The mini-map can now be resized to accommodate your viewing preference by clicking and dragging any of the window's four corners. Additionally should you prefer a smaller mini-map window you can click and drag on the map to pan the view. A couple of additional buttons have made their way into the mini-map window, a camera button for centering the map view on the camera and a camera/lock toggle button that will enable the map-view to automatically pan to keep the camera within the mini-map's view-port.

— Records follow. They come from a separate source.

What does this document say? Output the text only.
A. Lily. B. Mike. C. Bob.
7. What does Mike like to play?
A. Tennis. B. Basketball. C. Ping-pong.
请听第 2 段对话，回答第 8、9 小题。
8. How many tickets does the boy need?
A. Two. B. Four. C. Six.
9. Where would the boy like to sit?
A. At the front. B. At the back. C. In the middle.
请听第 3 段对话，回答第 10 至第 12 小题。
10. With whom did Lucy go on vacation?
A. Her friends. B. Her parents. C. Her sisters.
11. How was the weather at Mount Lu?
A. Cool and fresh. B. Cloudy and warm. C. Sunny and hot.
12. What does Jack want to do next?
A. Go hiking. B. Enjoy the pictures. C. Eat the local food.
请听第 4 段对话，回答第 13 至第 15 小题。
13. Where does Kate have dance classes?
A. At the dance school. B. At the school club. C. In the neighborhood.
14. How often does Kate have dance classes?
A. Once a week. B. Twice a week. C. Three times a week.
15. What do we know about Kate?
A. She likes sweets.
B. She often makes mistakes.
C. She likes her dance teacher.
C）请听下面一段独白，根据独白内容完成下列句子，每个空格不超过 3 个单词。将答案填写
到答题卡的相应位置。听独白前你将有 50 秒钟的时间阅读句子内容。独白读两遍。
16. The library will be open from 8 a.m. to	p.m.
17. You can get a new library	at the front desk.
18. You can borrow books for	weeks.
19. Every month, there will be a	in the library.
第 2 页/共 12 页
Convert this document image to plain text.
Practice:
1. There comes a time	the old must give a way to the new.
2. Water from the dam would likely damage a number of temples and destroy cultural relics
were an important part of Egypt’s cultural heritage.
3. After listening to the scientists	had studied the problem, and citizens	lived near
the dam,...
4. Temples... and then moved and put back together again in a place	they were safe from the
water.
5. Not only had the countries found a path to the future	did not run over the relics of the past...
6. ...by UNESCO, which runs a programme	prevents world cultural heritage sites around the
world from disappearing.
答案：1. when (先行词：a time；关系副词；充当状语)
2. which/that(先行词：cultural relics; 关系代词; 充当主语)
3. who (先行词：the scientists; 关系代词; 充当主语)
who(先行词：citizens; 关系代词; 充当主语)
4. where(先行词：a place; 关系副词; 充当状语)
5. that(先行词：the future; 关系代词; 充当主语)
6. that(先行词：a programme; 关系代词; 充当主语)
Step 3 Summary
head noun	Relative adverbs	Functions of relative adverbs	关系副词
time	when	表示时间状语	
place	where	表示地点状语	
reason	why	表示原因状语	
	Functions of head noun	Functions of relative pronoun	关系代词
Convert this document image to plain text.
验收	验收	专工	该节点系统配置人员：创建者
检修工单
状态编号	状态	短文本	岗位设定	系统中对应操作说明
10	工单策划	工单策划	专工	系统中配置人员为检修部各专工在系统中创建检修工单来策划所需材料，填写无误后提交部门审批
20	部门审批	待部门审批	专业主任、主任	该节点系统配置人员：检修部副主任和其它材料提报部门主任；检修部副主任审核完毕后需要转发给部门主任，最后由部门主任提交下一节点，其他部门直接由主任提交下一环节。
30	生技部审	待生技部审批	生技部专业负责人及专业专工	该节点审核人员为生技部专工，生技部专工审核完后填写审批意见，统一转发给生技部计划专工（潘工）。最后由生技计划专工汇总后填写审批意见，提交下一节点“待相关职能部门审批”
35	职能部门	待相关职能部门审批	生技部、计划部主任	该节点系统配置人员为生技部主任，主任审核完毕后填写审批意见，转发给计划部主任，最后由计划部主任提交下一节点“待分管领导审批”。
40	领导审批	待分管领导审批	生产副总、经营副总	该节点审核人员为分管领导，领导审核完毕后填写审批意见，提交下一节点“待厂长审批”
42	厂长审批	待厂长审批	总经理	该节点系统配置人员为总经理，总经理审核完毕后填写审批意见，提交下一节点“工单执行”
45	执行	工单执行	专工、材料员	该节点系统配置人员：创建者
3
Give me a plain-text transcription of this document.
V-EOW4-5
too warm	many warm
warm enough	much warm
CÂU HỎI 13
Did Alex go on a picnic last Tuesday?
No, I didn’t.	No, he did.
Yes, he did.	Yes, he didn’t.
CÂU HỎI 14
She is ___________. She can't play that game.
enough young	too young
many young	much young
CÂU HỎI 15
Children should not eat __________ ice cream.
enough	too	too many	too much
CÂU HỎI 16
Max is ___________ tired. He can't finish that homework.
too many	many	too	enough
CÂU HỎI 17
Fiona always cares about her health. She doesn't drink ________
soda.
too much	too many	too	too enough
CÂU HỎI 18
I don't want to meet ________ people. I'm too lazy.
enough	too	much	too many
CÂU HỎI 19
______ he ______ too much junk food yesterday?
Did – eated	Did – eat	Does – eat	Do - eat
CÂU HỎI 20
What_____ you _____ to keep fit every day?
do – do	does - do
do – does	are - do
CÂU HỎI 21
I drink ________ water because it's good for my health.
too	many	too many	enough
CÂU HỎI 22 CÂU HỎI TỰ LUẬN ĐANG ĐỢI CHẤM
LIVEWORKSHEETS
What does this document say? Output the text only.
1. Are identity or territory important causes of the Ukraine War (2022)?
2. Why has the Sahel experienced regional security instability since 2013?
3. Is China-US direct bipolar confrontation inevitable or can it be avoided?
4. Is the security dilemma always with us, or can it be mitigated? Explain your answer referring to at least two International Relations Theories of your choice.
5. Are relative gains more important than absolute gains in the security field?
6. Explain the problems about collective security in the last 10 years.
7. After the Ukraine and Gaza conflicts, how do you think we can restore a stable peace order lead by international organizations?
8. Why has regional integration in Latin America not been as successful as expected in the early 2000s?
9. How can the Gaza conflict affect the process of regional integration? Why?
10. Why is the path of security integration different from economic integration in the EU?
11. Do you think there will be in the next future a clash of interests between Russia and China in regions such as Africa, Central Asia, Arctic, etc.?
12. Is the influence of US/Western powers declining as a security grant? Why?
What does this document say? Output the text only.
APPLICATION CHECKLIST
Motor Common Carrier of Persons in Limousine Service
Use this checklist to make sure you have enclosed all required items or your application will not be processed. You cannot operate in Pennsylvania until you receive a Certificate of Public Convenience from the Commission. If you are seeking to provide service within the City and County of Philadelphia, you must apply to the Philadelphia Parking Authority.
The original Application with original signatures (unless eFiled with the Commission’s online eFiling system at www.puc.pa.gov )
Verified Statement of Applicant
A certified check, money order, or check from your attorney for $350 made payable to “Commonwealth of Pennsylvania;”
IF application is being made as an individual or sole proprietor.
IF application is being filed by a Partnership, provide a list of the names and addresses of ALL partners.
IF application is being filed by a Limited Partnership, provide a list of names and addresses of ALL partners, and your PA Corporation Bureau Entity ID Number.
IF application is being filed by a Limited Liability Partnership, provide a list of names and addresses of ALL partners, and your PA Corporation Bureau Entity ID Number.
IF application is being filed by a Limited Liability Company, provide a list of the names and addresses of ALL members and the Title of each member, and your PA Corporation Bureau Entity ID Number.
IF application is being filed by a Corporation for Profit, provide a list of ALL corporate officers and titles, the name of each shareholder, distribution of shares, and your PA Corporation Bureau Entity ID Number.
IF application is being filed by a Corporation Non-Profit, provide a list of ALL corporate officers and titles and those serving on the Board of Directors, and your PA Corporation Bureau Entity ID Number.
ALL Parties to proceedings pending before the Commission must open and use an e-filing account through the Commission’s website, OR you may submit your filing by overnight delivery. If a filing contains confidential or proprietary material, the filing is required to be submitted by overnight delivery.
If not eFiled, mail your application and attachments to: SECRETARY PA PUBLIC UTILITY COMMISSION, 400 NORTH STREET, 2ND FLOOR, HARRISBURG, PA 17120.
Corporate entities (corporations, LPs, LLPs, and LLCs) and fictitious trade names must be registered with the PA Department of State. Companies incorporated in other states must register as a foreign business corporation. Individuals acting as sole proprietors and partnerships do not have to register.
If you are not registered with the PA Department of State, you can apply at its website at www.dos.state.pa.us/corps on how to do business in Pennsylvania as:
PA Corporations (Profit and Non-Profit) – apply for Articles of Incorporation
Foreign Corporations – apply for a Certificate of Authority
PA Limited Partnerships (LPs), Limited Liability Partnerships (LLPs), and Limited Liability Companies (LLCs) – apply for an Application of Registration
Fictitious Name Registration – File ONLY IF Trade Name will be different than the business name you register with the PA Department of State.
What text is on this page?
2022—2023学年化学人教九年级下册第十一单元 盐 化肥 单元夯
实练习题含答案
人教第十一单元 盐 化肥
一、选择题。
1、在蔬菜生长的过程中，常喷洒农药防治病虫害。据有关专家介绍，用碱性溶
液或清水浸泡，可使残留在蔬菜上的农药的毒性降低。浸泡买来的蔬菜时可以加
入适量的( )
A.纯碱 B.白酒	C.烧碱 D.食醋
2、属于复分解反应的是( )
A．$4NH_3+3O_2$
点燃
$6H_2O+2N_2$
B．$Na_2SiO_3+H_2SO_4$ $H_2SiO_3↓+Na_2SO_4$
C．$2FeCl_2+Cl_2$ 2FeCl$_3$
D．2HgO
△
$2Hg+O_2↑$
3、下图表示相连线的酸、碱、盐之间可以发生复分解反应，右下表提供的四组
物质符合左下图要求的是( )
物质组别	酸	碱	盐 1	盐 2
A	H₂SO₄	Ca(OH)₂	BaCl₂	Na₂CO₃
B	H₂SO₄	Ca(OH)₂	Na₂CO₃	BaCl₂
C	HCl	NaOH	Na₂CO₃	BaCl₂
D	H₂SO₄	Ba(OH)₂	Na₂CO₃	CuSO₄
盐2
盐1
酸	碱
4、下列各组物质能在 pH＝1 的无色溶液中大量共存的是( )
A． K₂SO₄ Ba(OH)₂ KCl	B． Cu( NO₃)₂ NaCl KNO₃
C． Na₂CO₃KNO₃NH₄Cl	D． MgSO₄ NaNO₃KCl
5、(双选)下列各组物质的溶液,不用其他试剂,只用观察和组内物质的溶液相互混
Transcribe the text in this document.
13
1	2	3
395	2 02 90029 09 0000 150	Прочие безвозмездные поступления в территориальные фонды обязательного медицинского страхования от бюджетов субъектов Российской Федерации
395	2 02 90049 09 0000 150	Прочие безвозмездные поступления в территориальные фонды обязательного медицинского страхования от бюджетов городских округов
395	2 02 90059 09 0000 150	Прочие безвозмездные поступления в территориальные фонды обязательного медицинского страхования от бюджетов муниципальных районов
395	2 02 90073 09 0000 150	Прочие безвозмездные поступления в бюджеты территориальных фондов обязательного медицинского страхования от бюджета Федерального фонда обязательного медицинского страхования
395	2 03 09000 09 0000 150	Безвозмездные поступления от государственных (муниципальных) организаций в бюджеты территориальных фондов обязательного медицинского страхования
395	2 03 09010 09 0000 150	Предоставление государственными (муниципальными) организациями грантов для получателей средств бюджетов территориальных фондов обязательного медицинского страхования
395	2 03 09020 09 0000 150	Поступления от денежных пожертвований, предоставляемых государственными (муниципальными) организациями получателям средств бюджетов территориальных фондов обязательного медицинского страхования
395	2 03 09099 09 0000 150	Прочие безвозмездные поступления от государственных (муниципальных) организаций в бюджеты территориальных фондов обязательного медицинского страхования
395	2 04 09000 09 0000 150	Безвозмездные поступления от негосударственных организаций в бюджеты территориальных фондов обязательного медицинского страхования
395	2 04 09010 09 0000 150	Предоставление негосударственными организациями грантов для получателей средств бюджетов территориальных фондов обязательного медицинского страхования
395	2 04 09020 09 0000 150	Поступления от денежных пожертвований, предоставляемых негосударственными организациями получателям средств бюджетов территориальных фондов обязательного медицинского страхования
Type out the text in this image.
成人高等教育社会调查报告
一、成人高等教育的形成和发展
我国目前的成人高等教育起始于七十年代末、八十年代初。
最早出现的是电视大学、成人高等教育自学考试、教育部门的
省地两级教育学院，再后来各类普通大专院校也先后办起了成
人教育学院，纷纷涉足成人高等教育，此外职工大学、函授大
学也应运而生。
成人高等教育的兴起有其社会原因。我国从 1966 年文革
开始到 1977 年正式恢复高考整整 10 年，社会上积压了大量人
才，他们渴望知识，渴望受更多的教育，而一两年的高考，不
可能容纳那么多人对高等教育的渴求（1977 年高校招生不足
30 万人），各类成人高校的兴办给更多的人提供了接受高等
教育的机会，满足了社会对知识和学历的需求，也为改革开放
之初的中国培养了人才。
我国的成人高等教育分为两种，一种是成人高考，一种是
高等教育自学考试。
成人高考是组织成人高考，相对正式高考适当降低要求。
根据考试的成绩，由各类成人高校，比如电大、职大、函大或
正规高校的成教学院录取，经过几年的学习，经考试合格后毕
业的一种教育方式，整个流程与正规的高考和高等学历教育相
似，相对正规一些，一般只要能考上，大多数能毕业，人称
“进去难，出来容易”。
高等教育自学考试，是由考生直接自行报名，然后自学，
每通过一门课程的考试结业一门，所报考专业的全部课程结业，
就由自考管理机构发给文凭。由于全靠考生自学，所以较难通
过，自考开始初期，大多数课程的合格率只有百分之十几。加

The map itself now displays new information via icons. White areas indicate areas that are covered with dust clouds. Grey circles indicate the presence of an asteroid while colored circles indicate the presence of an asteroid that is occupied by a craft owned by the faction with the corresponding color. Stars, obviously, represent stars. Light blue stars reside outside of dust clouds, white stars reside within dust clouds and colored stars are occupied. Diamonds represent enemy units not occupying a star or asteroid and crescents indicate the presence of an enemy space station.
To round things out a bit I went ahead and added in some attack preview windows. After selecting the attack button in a unit's control window hovering the mouse cursor over an enemy unit in range will present some information regarding the possible attack. Modifications that each unit receives, such as terrain defense bonuses, and an estimation of the remaining hit points on each craft.
All this programming made me crave something to satisfy my artistic side. Carpe Diem also receives some new graphics including new hit point indicators, a new loading screen animation and, speaking of mice, an animated mouse cursor rendered with Blender's Cycles render engine.